The best gig out there is probably Jacksonville. The owner, Shad Khan, and GM, Dave Caldwell, are saying all the right things about the new head coach having latitude. Anyone watching football has seen enough Blake Bortles to understand he’s an inaccurate, boom-or-bust quarterback with the fundamentals of an Iron Mike pitching machine. That means the new guy can use Bortles as a stop-gap until a successor is unearthed (and this is a baaaadddd draft for quarterbacks).

The downside to the Jags is it’s got a losing culture and the new head coach is going to have to go hard-ass early and understand that Khan is an owner that wants to grow revenue streams in Europe and by being innovative. So there will be marketing hoops to jump through, hands to shake and sponsors to pose with that may not exist in every market.

McDaniels is probably the hottest head coaching prospect on the market. It’s been six years since he was fired in Denver and he is more than ready to combine what he learned then, what he’s learned back with the Patriots and the life experience that comes from being on the planet to take another job. 
Expect him to be very discerning for two big reasons.

First, working for the Patriots and with Tom Brady and Bill Belichick means he’s already got one of the top jobs in football. He may not draw a head coach’s salary, but he’s in a better spot than a lot of current head coaches. Second, guys don’t get a lot of third chances. Denver didn’t go well. If McDaniels encounters the same kind of friction with key players and the media that he did in Denver and fails to win as well, his marketability will suffer. Why jump for the sake of jumping? McDaniels will be just as attractive a candidate in December 2017 after another 12-to-14-win season for the Patriots as he is now.  

Gase – a longtime friend of McDaniels - indicated that Gase’s approach in going to Miami will probably be just like McDaniels’ approach will be this offseason.
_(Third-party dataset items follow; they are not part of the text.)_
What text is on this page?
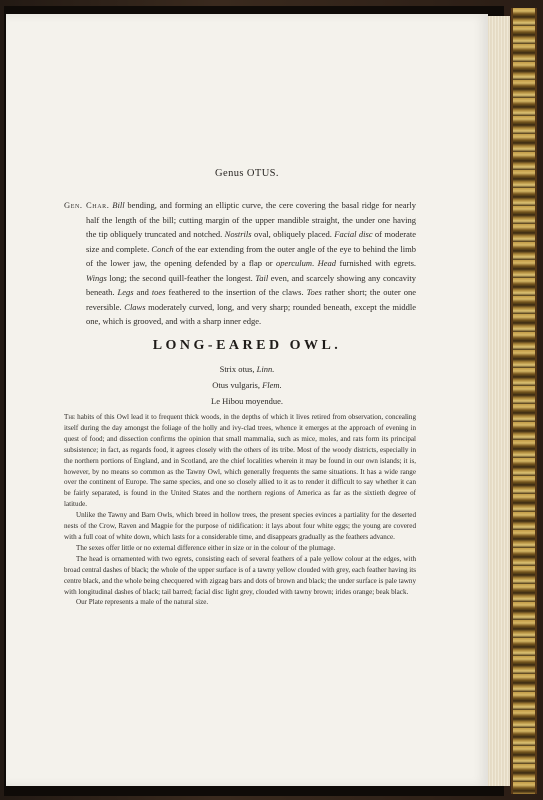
Genus OTUS.
Gen. Char. Bill bending, and forming an elliptic curve, the cere covering the basal ridge for nearly half the length of the bill; cutting margin of the upper mandible straight, the under one having the tip obliquely truncated and notched. Nostrils oval, obliquely placed. Facial disc of moderate size and complete. Conch of the ear extending from the outer angle of the eye to behind the limb of the lower jaw, the opening defended by a flap or operculum. Head furnished with egrets. Wings long; the second quill-feather the longest. Tail even, and scarcely showing any concavity beneath. Legs and toes feathered to the insertion of the claws. Toes rather short; the outer one reversible. Claws moderately curved, long, and very sharp; rounded beneath, except the middle one, which is grooved, and with a sharp inner edge.
LONG-EARED OWL.
Strix otus, Linn.
Otus vulgaris, Flem.
Le Hibou moyendue.

The habits of this Owl lead it to frequent thick woods, in the depths of which it lives retired from observation, concealing itself during the day amongst the foliage of the holly and ivy-clad trees, whence it emerges at the approach of evening in quest of food; and dissection confirms the opinion that small mammalia, such as mice, moles, and rats form its principal subsistence; in fact, as regards food, it agrees closely with the others of its tribe. Most of the woody districts, especially in the northern portions of England, and in Scotland, are the chief localities wherein it may be found in our own islands; it is, however, by no means so common as the Tawny Owl, which generally frequents the same situations. It has a wide range over the continent of Europe. The same species, and one so closely allied to it as to render it difficult to say whether it can be fairly separated, is found in the United States and the northern regions of America as far as the sixtieth degree of latitude.

Unlike the Tawny and Barn Owls, which breed in hollow trees, the present species evinces a partiality for the deserted nests of the Crow, Raven and Magpie for the purpose of nidification: it lays about four white eggs; the young are covered with a full coat of white down, which lasts for a considerable time, and disappears gradually as the feathers advance.

The sexes offer little or no external difference either in size or in the colour of the plumage.

The head is ornamented with two egrets, consisting each of several feathers of a pale yellow colour at the edges, with broad central dashes of black; the whole of the upper surface is of a tawny yellow clouded with grey, each feather having its centre black, and the whole being checquered with zigzag bars and dots of brown and black; the under surface is pale tawny with longitudinal dashes of black; tail barred; facial disc light grey, clouded with tawny brown; irides orange; beak black.

Our Plate represents a male of the natural size.
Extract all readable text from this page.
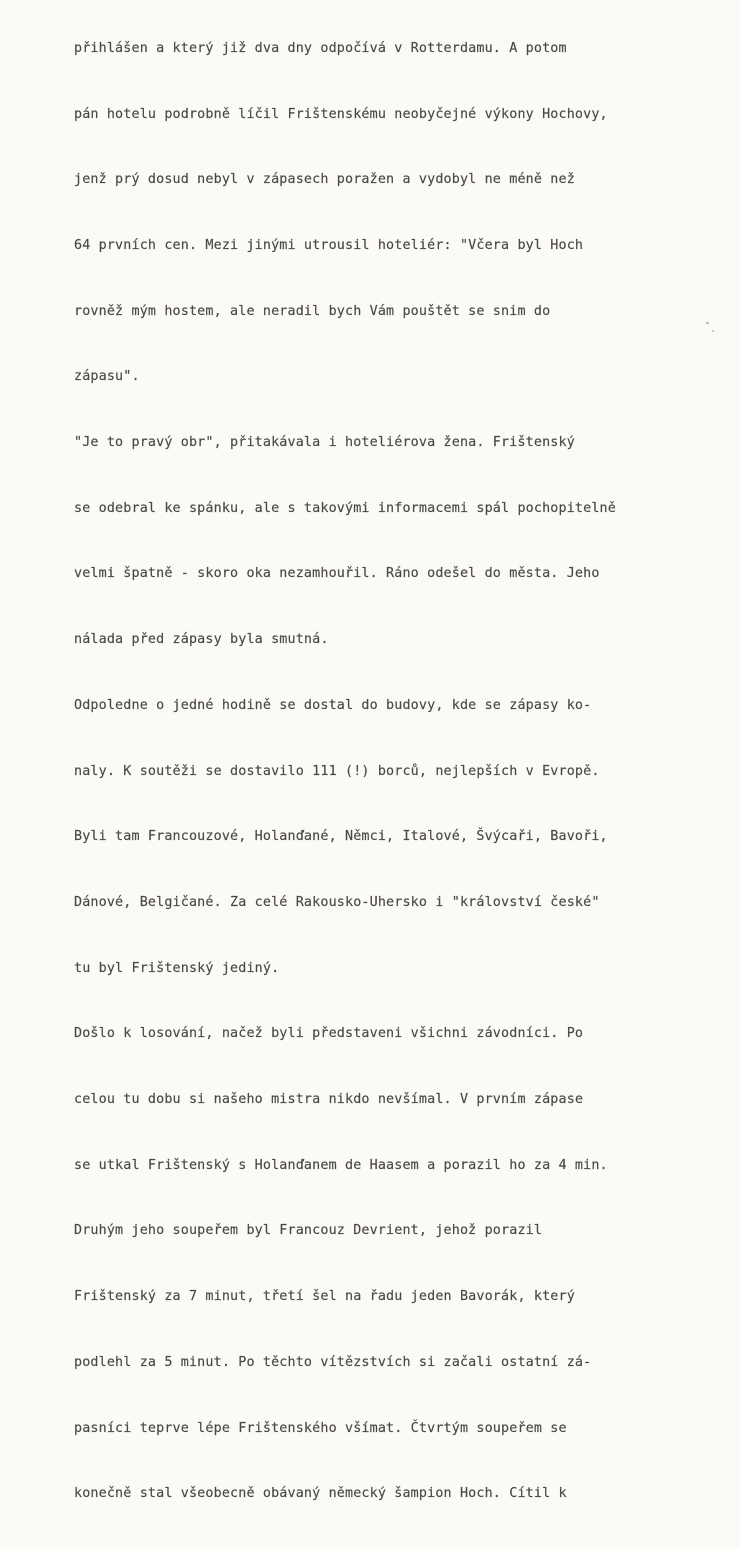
přihlášen a který již dva dny odpočívá v Rotterdamu. A potom

pán hotelu podrobně líčil Frištenskému neobyčejné výkony Hochovy,

jenž prý dosud nebyl v zápasech poražen a vydobyl ne méně než

64 prvních cen. Mezi jinými utrousil hoteliér: "Včera byl Hoch

rovněž mým hostem, ale neradil bych Vám pouštět se snim do

zápasu".

"Je to pravý obr", přitakávala i hoteliérova žena. Frištenský

se odebral ke spánku, ale s takovými informacemi spál pochopitelně

velmi špatně - skoro oka nezamhouřil. Ráno odešel do města. Jeho

nálada před zápasy byla smutná.

Odpoledne o jedné hodině se dostal do budovy, kde se zápasy ko-

naly. K soutěži se dostavilo 111 (!) borců, nejlepších v Evropě.

Byli tam Francouzové, Holanďané, Němci, Italové, Švýcaři, Bavoři,

Dánové, Belgičané. Za celé Rakousko-Uhersko i "království české"

tu byl Frištenský jediný.

Došlo k losování, načež byli představeni všichni závodníci. Po

celou tu dobu si našeho mistra nikdo nevšímal. V prvním zápase

se utkal Frištenský s Holanďanem de Haasem a porazil ho za 4 min.

Druhým jeho soupeřem byl Francouz Devrient, jehož porazil

Frištenský za 7 minut, třetí šel na řadu jeden Bavorák, který

podlehl za 5 minut. Po těchto vítězstvích si začali ostatní zá-

pasníci teprve lépe Frištenského všímat. Čtvrtým soupeřem se

konečně stal všeobecně obávaný německý šampion Hoch. Cítil k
“Something that I learned being with Josh in those years in Denver (Gase was hired as wide receivers coach by McDaniels) where our discussions all the time were just kind of positive, as far as if you ever get a situation where I had this opportunity, it was about, ‘How do you fit in that organization and how do you work with other people in that organization?'"

Keep that in mind over the next month or so as McDaniels’ name is linked to every opening. How charred is the landscape he’ll be walking into and will anything grow once that land is tilled?